The Claas Foundation has awarded its annual prizes, totalling around €50,000, to students from agricultural and engineering faculties in recognition of their final theses.
The winners received their prizes at the Claas Greenhouse in Harsewinkel on the 19th of October. The main winners gave brief presentations to outline their work.
Cathrina Claas-Mühlhäuser, chair of the Board of Trustees since 2021, was delighted to welcome another batch of young professionals from seven European countries and Africa. “Talented youngsters from the areas of agriculture and engineering are vital to overcoming the challenges we are currently facing and will continue to face going forward.”
The individual prizes were awarded as follows:
- 1st prize: Patricia Ulbricht was awarded the leading prize for her Bachelor’s thesis on regenerative agriculture, which she wrote at the University of Leipzig. She will receive financial support totalling €7,200.
- 2nd prize: Paul Speitelsbach from the University of Hohenheim worked on the design of a tine-based traction system for lightweight robots used in the field. His thesis took second place with prize money of €6,000.
- 3rd prize: A student at Harper Adams University in the United Kingdom, Richard Geary, won the third prize. His thesis entitled “Maize Belongs to the Farmer, Not the Field” investigates the optimisation of harvesting technology and earned him a grant of €4,800.
- 4th prize: Lasse Clausen analysed the use of a Claas combine harvester in the field.
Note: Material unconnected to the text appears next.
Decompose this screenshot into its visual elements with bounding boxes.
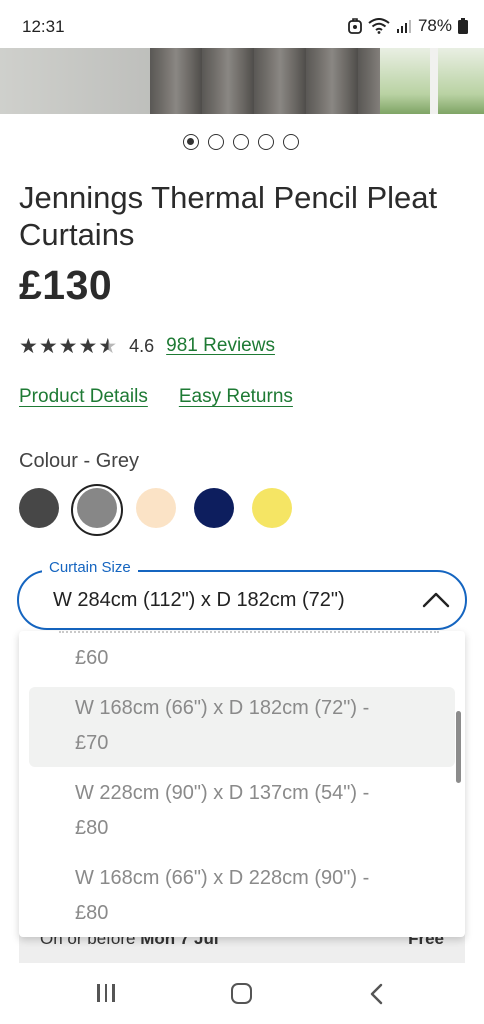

The graduate of Neubrandenburg University of Applied Sciences received €3,600 in prize money.
Bonus prizes – Four bonus prizes, each worth €1,500, were awarded in addition to the annual scholarships.
- A student of Harper Adams University in England, John David Kendal Morgan, received the prize in the category of Technical Solutions to Improve Animal Welfare. His thesis explored the development of a low-cost imaging system to analyse the behaviour of poultry in small Kenyan pens.
- James Patrick Nicol Shaw, also a graduate of Harper Adams University, won in the category of Improved Nutrient Management for Food Production. His thesis investigated the mechanical durability of digestate pellets.
- Coming first in the Technical Engagement category, Nathanael Ebertshäuser used field testing to determine and compare the rolling resistances of three tractors. He is a graduate of the University of Hohenheim.
- Jessica Emminghaus – also from the University of Hohenheim – won in the Innovation category with her thesis on electrification in agricultural technology.
AgTex Doctoral Thesis Prize (Agricultural Engineering Doctoral Prize)
Malte von Bloh received this year’s inaugural doctoral prize in the field of agricultural engineering, which is endowed with €5,000. Von Bloh researches the digital monitoring of plants in his doctoral project at Technische Universität München. Dr Hermann Garbers, Deputy Chairman of the Board of Trustees, is patron of the award.
International Student Prizes
The International Student Prizes worth €2,000 each were awarded to Henk Nap from Wageningen University (Netherlands), Christian Ciocirlie from the University of Life Sciences “King Mihai I” Timisoara (Romania), Benjamín Zvara from the Slovak University of Agriculture in Nitra (Slovakia), János Péter Jakus from Budapest BME University (Hungary) and Maciej Kubicki from Poznan University of Life Sciences (Poland). The Weihenstephan-Triesdorf scholarship went to Ibrahima Traore from Guinea.
The Claas Foundation was founded in 1999 and has awarded scholarships, bonus prizes and international prizes on an annual basis. It works with an international jury of experts from agricultural sciences and cooperates with universities in Germany and abroad.